Artículo 506. Sin menoscabo del ejercicio de los derechos políticos y de participación ciudadana establecidos en la Constitución de la República Bolivariana de Venezuela y demás leyes que regulan la materia, todo el que con gritos o vociferaciones, con abuso de campanas u otros instrumentos, o valiéndose de ejercicios o medios ruidosos, haya perturbado las reuniones públicas o las ocupaciones o reposo de los ciudadanos y ciudadanas en su hogar, sitio de trabajo, vía pública, sitio de esparcimiento, recintos públicos, privados, aeronaves o cualquier medio de transporte público, privado o masivo, será penado con multas hasta de cien unidades tributarias (100 U.T.), aumentándose hasta doscientas unidades tributarias (200 U.T.) en el caso de reincidencia.
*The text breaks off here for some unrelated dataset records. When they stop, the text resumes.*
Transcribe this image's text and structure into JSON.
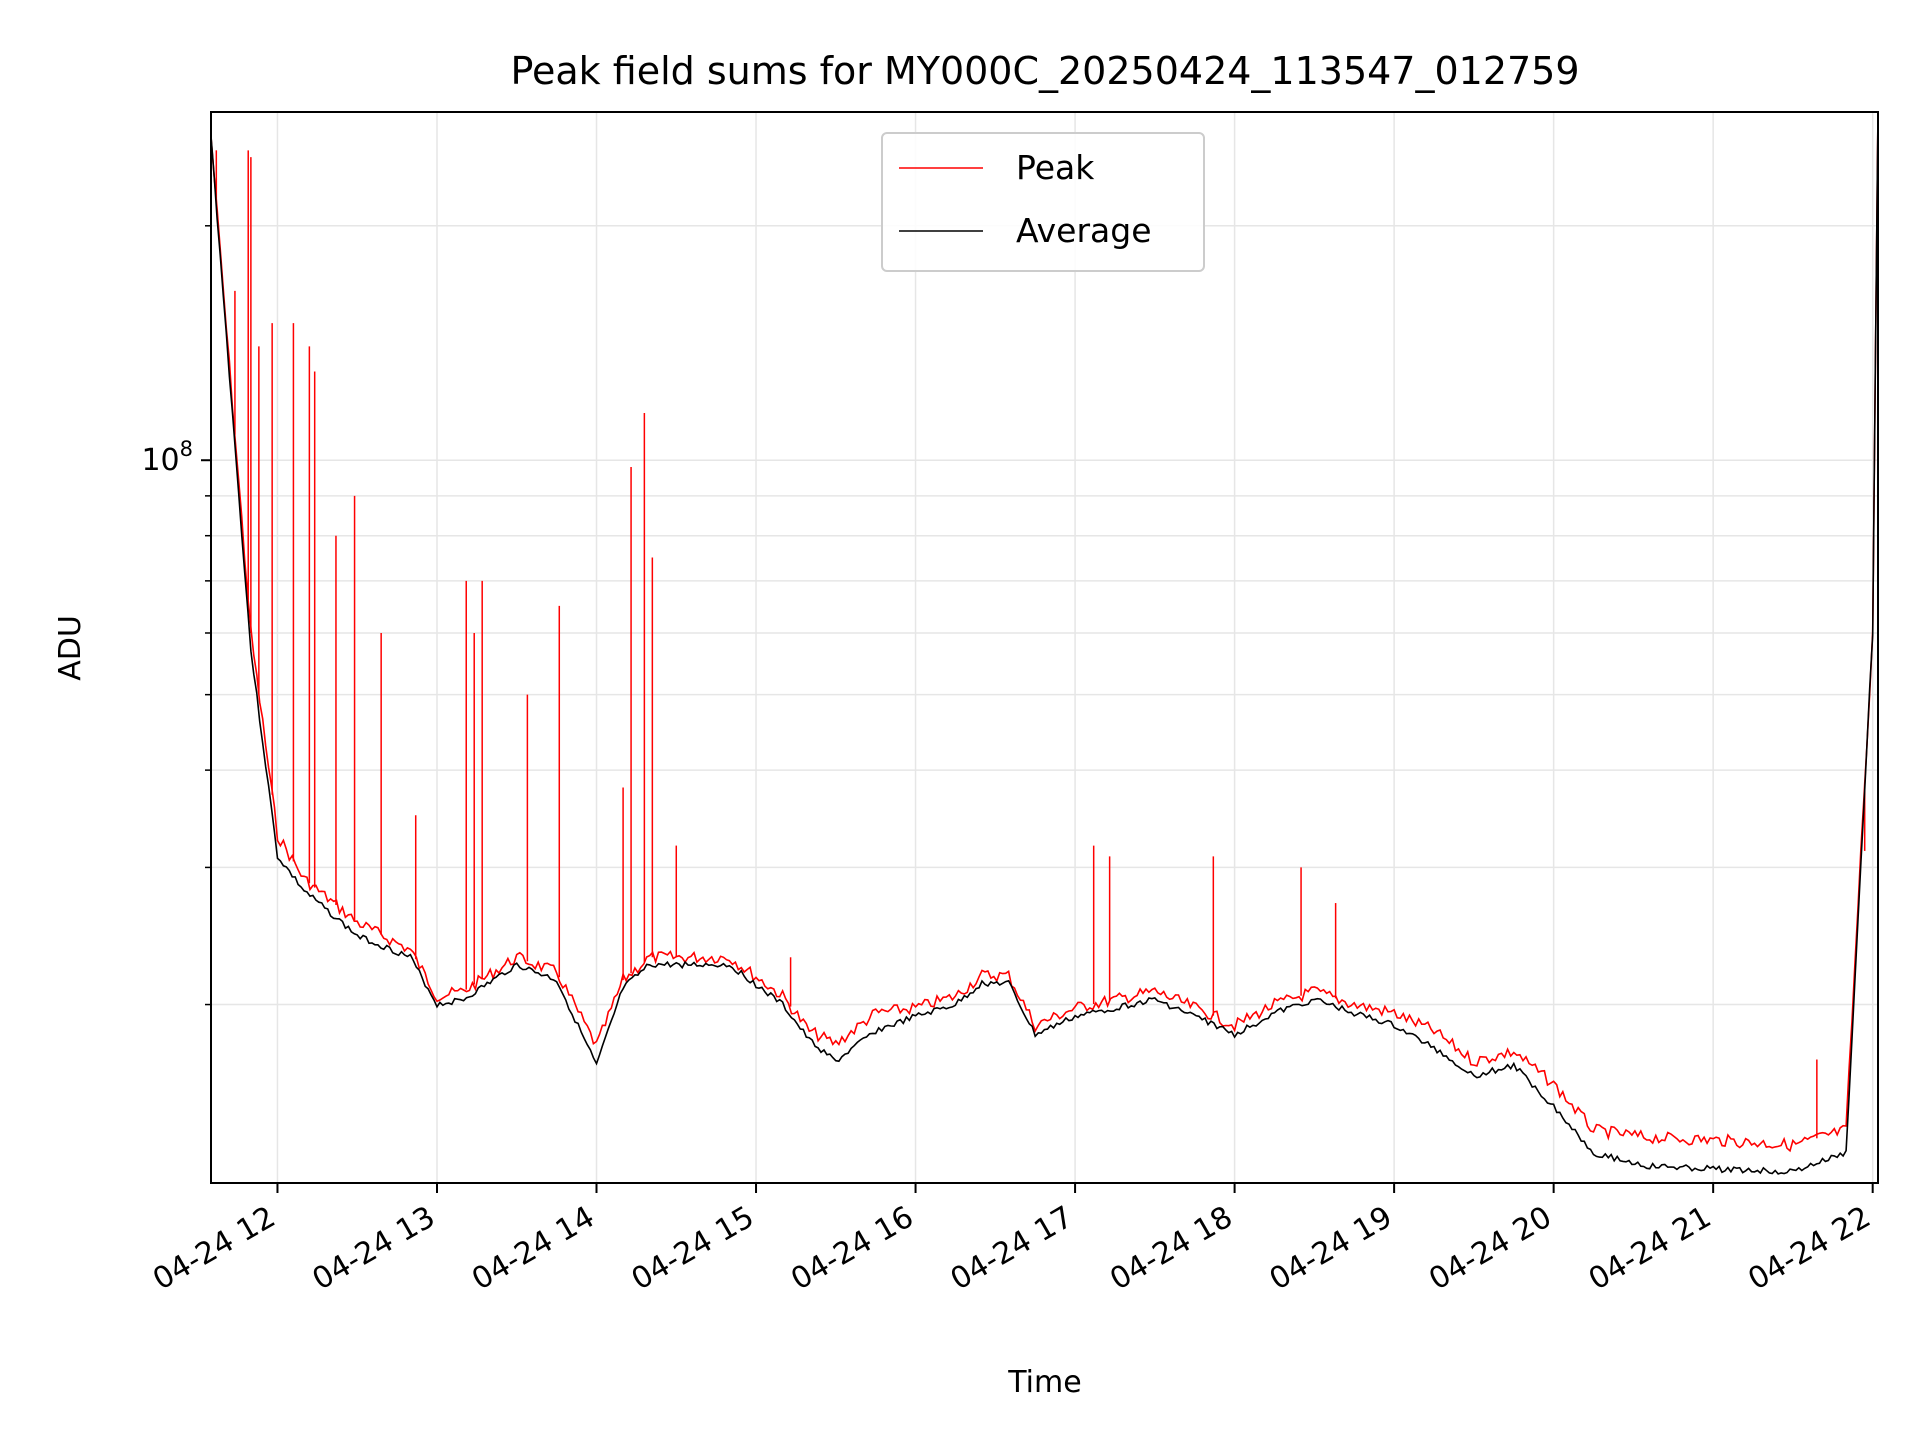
{
  "chart_data": {
    "type": "line",
    "title": "Peak field sums for MY000C_20250424_113547_012759",
    "xlabel": "Time",
    "ylabel": "ADU",
    "xscale": "time",
    "yscale": "log",
    "xlim": [
      "2025-04-24T11:35",
      "2025-04-24T22:02"
    ],
    "ylim": [
      11800000,
      280000000
    ],
    "x_tick_labels": [
      "04-24 12",
      "04-24 13",
      "04-24 14",
      "04-24 15",
      "04-24 16",
      "04-24 17",
      "04-24 18",
      "04-24 19",
      "04-24 20",
      "04-24 21",
      "04-24 22"
    ],
    "x_tick_times": [
      "2025-04-24T12:00",
      "2025-04-24T13:00",
      "2025-04-24T14:00",
      "2025-04-24T15:00",
      "2025-04-24T16:00",
      "2025-04-24T17:00",
      "2025-04-24T18:00",
      "2025-04-24T19:00",
      "2025-04-24T20:00",
      "2025-04-24T21:00",
      "2025-04-24T22:00"
    ],
    "y_major_ticks": [
      {
        "value": 100000000,
        "base": "10",
        "exp": "8"
      }
    ],
    "y_minor_ticks": [
      20000000,
      30000000,
      40000000,
      50000000,
      60000000,
      70000000,
      80000000,
      90000000,
      200000000
    ],
    "grid": true,
    "legend_position": "upper center",
    "series": [
      {
        "name": "Peak",
        "color": "#ff0000",
        "baseline": {
          "x": [
            "2025-04-24T11:35",
            "2025-04-24T11:50",
            "2025-04-24T12:00",
            "2025-04-24T12:10",
            "2025-04-24T12:30",
            "2025-04-24T12:50",
            "2025-04-24T13:00",
            "2025-04-24T13:10",
            "2025-04-24T13:30",
            "2025-04-24T13:45",
            "2025-04-24T14:00",
            "2025-04-24T14:10",
            "2025-04-24T14:20",
            "2025-04-24T14:50",
            "2025-04-24T15:10",
            "2025-04-24T15:20",
            "2025-04-24T15:30",
            "2025-04-24T15:45",
            "2025-04-24T16:00",
            "2025-04-24T16:15",
            "2025-04-24T16:25",
            "2025-04-24T16:35",
            "2025-04-24T16:45",
            "2025-04-24T17:00",
            "2025-04-24T17:30",
            "2025-04-24T17:50",
            "2025-04-24T18:00",
            "2025-04-24T18:15",
            "2025-04-24T18:30",
            "2025-04-24T18:45",
            "2025-04-24T19:00",
            "2025-04-24T19:15",
            "2025-04-24T19:30",
            "2025-04-24T19:45",
            "2025-04-24T20:00",
            "2025-04-24T20:15",
            "2025-04-24T20:35",
            "2025-04-24T21:00",
            "2025-04-24T21:30",
            "2025-04-24T21:50",
            "2025-04-24T22:00",
            "2025-04-24T22:02"
          ],
          "y": [
            260000000,
            60000000,
            33000000,
            29000000,
            25500000,
            23500000,
            20500000,
            20800000,
            23000000,
            22000000,
            17700000,
            21500000,
            23000000,
            23000000,
            20500000,
            18500000,
            17800000,
            19500000,
            19800000,
            20500000,
            21800000,
            21800000,
            18800000,
            19800000,
            20800000,
            19500000,
            18800000,
            20000000,
            20800000,
            20000000,
            19500000,
            18500000,
            16900000,
            17400000,
            15800000,
            13800000,
            13500000,
            13400000,
            13200000,
            13800000,
            60000000,
            280000000
          ]
        },
        "spikes": {
          "x": [
            "2025-04-24T11:37",
            "2025-04-24T11:44",
            "2025-04-24T11:49",
            "2025-04-24T11:50",
            "2025-04-24T11:53",
            "2025-04-24T11:58",
            "2025-04-24T12:06",
            "2025-04-24T12:12",
            "2025-04-24T12:14",
            "2025-04-24T12:22",
            "2025-04-24T12:29",
            "2025-04-24T12:39",
            "2025-04-24T12:52",
            "2025-04-24T13:11",
            "2025-04-24T13:14",
            "2025-04-24T13:17",
            "2025-04-24T13:34",
            "2025-04-24T13:46",
            "2025-04-24T14:10",
            "2025-04-24T14:13",
            "2025-04-24T14:18",
            "2025-04-24T14:21",
            "2025-04-24T14:30",
            "2025-04-24T15:13",
            "2025-04-24T17:07",
            "2025-04-24T17:13",
            "2025-04-24T17:52",
            "2025-04-24T18:25",
            "2025-04-24T18:38",
            "2025-04-24T21:39",
            "2025-04-24T21:57"
          ],
          "y": [
            250000000,
            165000000,
            250000000,
            245000000,
            140000000,
            150000000,
            150000000,
            140000000,
            130000000,
            80000000,
            90000000,
            60000000,
            35000000,
            70000000,
            60000000,
            70000000,
            50000000,
            65000000,
            38000000,
            98000000,
            115000000,
            75000000,
            32000000,
            23000000,
            32000000,
            31000000,
            31000000,
            30000000,
            27000000,
            17000000,
            31500000
          ]
        }
      },
      {
        "name": "Average",
        "color": "#000000",
        "x": [
          "2025-04-24T11:35",
          "2025-04-24T11:50",
          "2025-04-24T12:00",
          "2025-04-24T12:10",
          "2025-04-24T12:30",
          "2025-04-24T12:50",
          "2025-04-24T13:00",
          "2025-04-24T13:10",
          "2025-04-24T13:30",
          "2025-04-24T13:45",
          "2025-04-24T14:00",
          "2025-04-24T14:10",
          "2025-04-24T14:20",
          "2025-04-24T14:50",
          "2025-04-24T15:10",
          "2025-04-24T15:20",
          "2025-04-24T15:30",
          "2025-04-24T15:45",
          "2025-04-24T16:00",
          "2025-04-24T16:15",
          "2025-04-24T16:25",
          "2025-04-24T16:35",
          "2025-04-24T16:45",
          "2025-04-24T17:00",
          "2025-04-24T17:30",
          "2025-04-24T17:50",
          "2025-04-24T18:00",
          "2025-04-24T18:15",
          "2025-04-24T18:30",
          "2025-04-24T18:45",
          "2025-04-24T19:00",
          "2025-04-24T19:15",
          "2025-04-24T19:30",
          "2025-04-24T19:45",
          "2025-04-24T20:00",
          "2025-04-24T20:15",
          "2025-04-24T20:35",
          "2025-04-24T21:00",
          "2025-04-24T21:30",
          "2025-04-24T21:50",
          "2025-04-24T22:00",
          "2025-04-24T22:02"
        ],
        "y": [
          260000000,
          57000000,
          31000000,
          28000000,
          24500000,
          23000000,
          20000000,
          20300000,
          22500000,
          21500000,
          16700000,
          21000000,
          22500000,
          22500000,
          20000000,
          18000000,
          16900000,
          18500000,
          19300000,
          20000000,
          21300000,
          21300000,
          18300000,
          19300000,
          20300000,
          19000000,
          18300000,
          19500000,
          20300000,
          19500000,
          18800000,
          17600000,
          16200000,
          16700000,
          14800000,
          12900000,
          12400000,
          12300000,
          12200000,
          12900000,
          60000000,
          280000000
        ]
      }
    ]
  }
}
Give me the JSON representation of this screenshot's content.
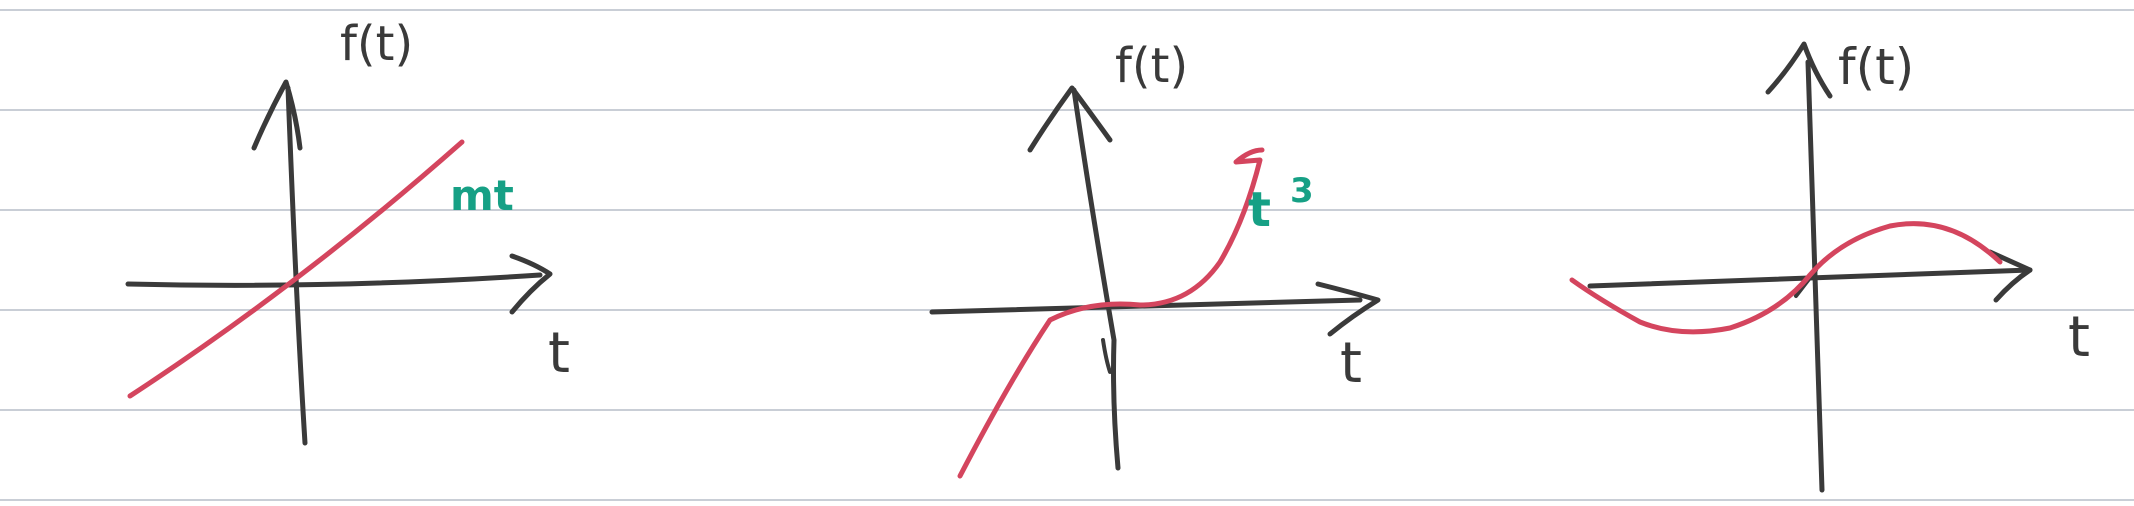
{
  "colors": {
    "paper": "#ffffff",
    "rule_line": "#c9ced6",
    "ink": "#3a3a3a",
    "curve": "#d4455e",
    "annotation": "#16a085"
  },
  "graphs": [
    {
      "y_label": "f(t)",
      "x_label": "t",
      "curve_label": "mt",
      "curve_kind": "linear"
    },
    {
      "y_label": "f(t)",
      "x_label": "t",
      "curve_label": "t",
      "curve_label_superscript": "3",
      "curve_kind": "cubic"
    },
    {
      "y_label": "f(t)",
      "x_label": "t",
      "curve_label": "",
      "curve_kind": "sine"
    }
  ]
}
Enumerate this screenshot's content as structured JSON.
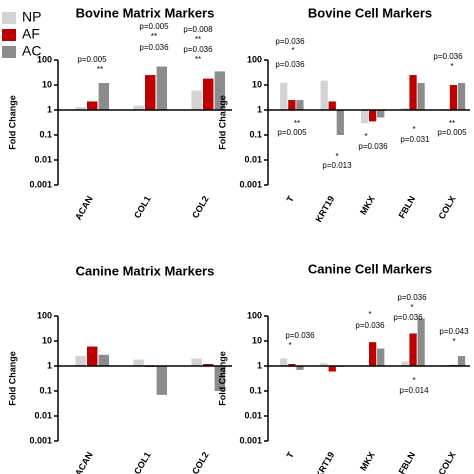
{
  "chart_data": [
    {
      "type": "bar",
      "title": "Bovine Matrix Markers",
      "ylabel": "Fold Change",
      "log_scale": true,
      "categories": [
        "ACAN",
        "COL1",
        "COL2"
      ],
      "series": [
        {
          "name": "NP",
          "color": "#d3d3d3",
          "values": [
            1.3,
            1.5,
            6
          ]
        },
        {
          "name": "AF",
          "color": "#c00000",
          "values": [
            2.2,
            25,
            18
          ]
        },
        {
          "name": "AC",
          "color": "#8c8c8c",
          "values": [
            12,
            55,
            35
          ]
        }
      ],
      "ylim": [
        0.001,
        100
      ],
      "yticks": [
        0.001,
        0.01,
        0.1,
        1,
        10,
        100
      ],
      "annotations": [
        "p=0.005",
        "**",
        "p=0.005",
        "**",
        "p=0.036",
        "p=0.008",
        "**",
        "p=0.036",
        "**"
      ]
    },
    {
      "type": "bar",
      "title": "Bovine Cell Markers",
      "ylabel": "Fold Change",
      "log_scale": true,
      "categories": [
        "T",
        "KRT19",
        "MKX",
        "FBLN",
        "COLX"
      ],
      "series": [
        {
          "name": "NP",
          "color": "#d3d3d3",
          "values": [
            12,
            15,
            0.3,
            1.2,
            1
          ]
        },
        {
          "name": "AF",
          "color": "#c00000",
          "values": [
            2.5,
            2.2,
            0.35,
            25,
            10
          ]
        },
        {
          "name": "AC",
          "color": "#8c8c8c",
          "values": [
            2.5,
            0.1,
            0.5,
            12,
            12
          ]
        }
      ],
      "ylim": [
        0.001,
        100
      ],
      "yticks": [
        0.001,
        0.01,
        0.1,
        1,
        10,
        100
      ],
      "annotations": [
        "p=0.036",
        "*",
        "p=0.036",
        "**",
        "p=0.005",
        "*",
        "p=0.013",
        "*",
        "p=0.036",
        "*",
        "p=0.031",
        "p=0.036",
        "*",
        "**",
        "p=0.005"
      ]
    },
    {
      "type": "bar",
      "title": "Canine Matrix Markers",
      "ylabel": "Fold Change",
      "log_scale": true,
      "categories": [
        "ACAN",
        "COL1",
        "COL2"
      ],
      "series": [
        {
          "name": "NP",
          "color": "#d3d3d3",
          "values": [
            2.5,
            1.8,
            2
          ]
        },
        {
          "name": "AF",
          "color": "#c00000",
          "values": [
            6,
            1,
            1.2
          ]
        },
        {
          "name": "AC",
          "color": "#8c8c8c",
          "values": [
            2.8,
            0.07,
            0.1
          ]
        }
      ],
      "ylim": [
        0.001,
        100
      ],
      "yticks": [
        0.001,
        0.01,
        0.1,
        1,
        10,
        100
      ],
      "annotations": []
    },
    {
      "type": "bar",
      "title": "Canine Cell Markers",
      "ylabel": "Fold Change",
      "log_scale": true,
      "categories": [
        "T",
        "KRT19",
        "MKX",
        "FBLN",
        "COLX"
      ],
      "series": [
        {
          "name": "NP",
          "color": "#d3d3d3",
          "values": [
            2,
            1.3,
            1,
            1.5,
            1
          ]
        },
        {
          "name": "AF",
          "color": "#c00000",
          "values": [
            1.2,
            0.6,
            9,
            20,
            1.1
          ]
        },
        {
          "name": "AC",
          "color": "#8c8c8c",
          "values": [
            0.7,
            1,
            5,
            80,
            2.5
          ]
        }
      ],
      "ylim": [
        0.001,
        100
      ],
      "yticks": [
        0.001,
        0.01,
        0.1,
        1,
        10,
        100
      ],
      "annotations": [
        "p=0.036",
        "*",
        "p=0.036",
        "*",
        "p=0.036",
        "p=0.036",
        "*",
        "p=0.043",
        "*",
        "*",
        "p=0.014"
      ]
    }
  ]
}
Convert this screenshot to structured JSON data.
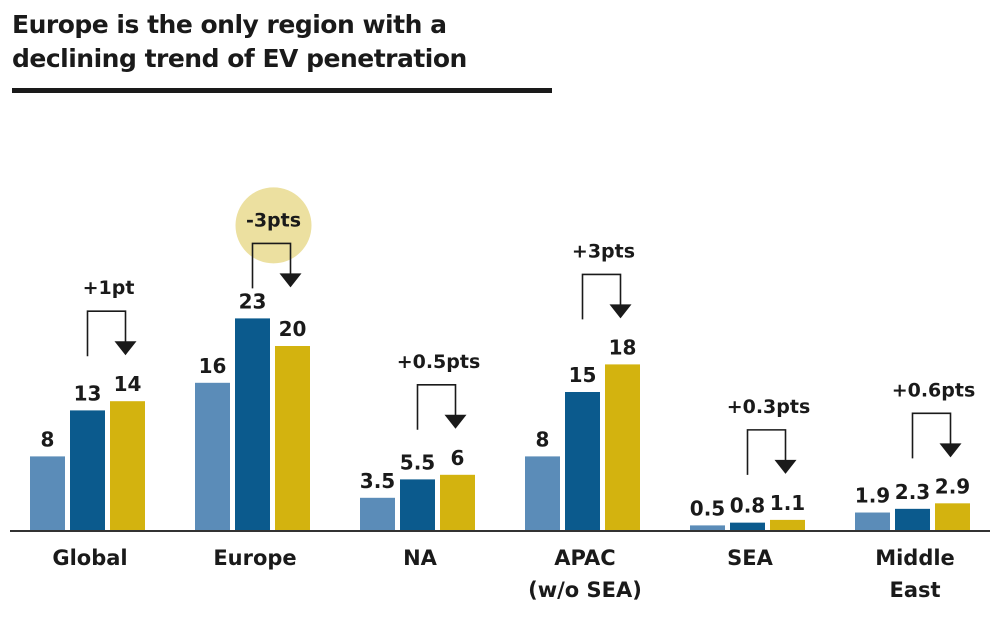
{
  "chart_data": {
    "type": "bar",
    "title": "Europe is the only region with a declining trend of EV penetration",
    "title_lines": [
      "Europe is the only region with a",
      "declining trend of EV penetration"
    ],
    "categories": [
      [
        "Global"
      ],
      [
        "Europe"
      ],
      [
        "NA"
      ],
      [
        "APAC",
        "(w/o SEA)"
      ],
      [
        "SEA"
      ],
      [
        "Middle",
        "East"
      ]
    ],
    "series": [
      {
        "values": [
          8,
          16,
          3.5,
          8,
          0.5,
          1.9
        ]
      },
      {
        "values": [
          13,
          23,
          5.5,
          15,
          0.8,
          2.3
        ]
      },
      {
        "values": [
          14,
          20,
          6,
          18,
          1.1,
          2.9
        ]
      }
    ],
    "value_labels": [
      [
        "8",
        "13",
        "14"
      ],
      [
        "16",
        "23",
        "20"
      ],
      [
        "3.5",
        "5.5",
        "6"
      ],
      [
        "8",
        "15",
        "18"
      ],
      [
        "0.5",
        "0.8",
        "1.1"
      ],
      [
        "1.9",
        "2.3",
        "2.9"
      ]
    ],
    "change_annotations": [
      "+1pt",
      "-3pts",
      "+0.5pts",
      "+3pts",
      "+0.3pts",
      "+0.6pts"
    ],
    "highlighted_annotation": 1,
    "ylim": [
      0,
      25
    ],
    "grid": false,
    "legend": "none",
    "colors": {
      "series": [
        "#5b8cb8",
        "#0b5a8d",
        "#d3b30f"
      ],
      "highlight": "#ece0a0",
      "text": "#1a1a1a"
    }
  }
}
Si el hecho ha sido cometido contra la persona del Vicepresidente Ejecutivo de la República, de alguno de los Magistrados o Magistradas del Tribunal Supremo de Justicia, de un Ministro del Despacho, de un Diputado o Diputada de la Asamblea Nacional, de los Consejos Legislativos de los Estados, Alcaldes, o de algún Rector o Rectora del Consejo Nacional Electoral, o del Defensor del Pueblo, o del Procurador General, o del Fiscal General o del Contralor General de la República, de un Gobernador de Estado, o de algún miembro de la Fuerza Armada Nacional, de la Policía, o de algún otro funcionario público, siempre que respecto a estos últimos el delito se hubiere cometido a causa de sus funciones, podrá imponerse arresto de tres meses a cuatro meses y la multa podrá ser hasta de quinientas unidades tributarias (500 U.T.).

Artículo 507. Cualquiera que, públicamente, por petulancia u otro vituperable motivo, hubiere molestado a alguna persona o perturbado su tranquilidad, será penado con multa hasta de cincuenta unidades tributarias (50 U.T.) o con arresto hasta por ocho días.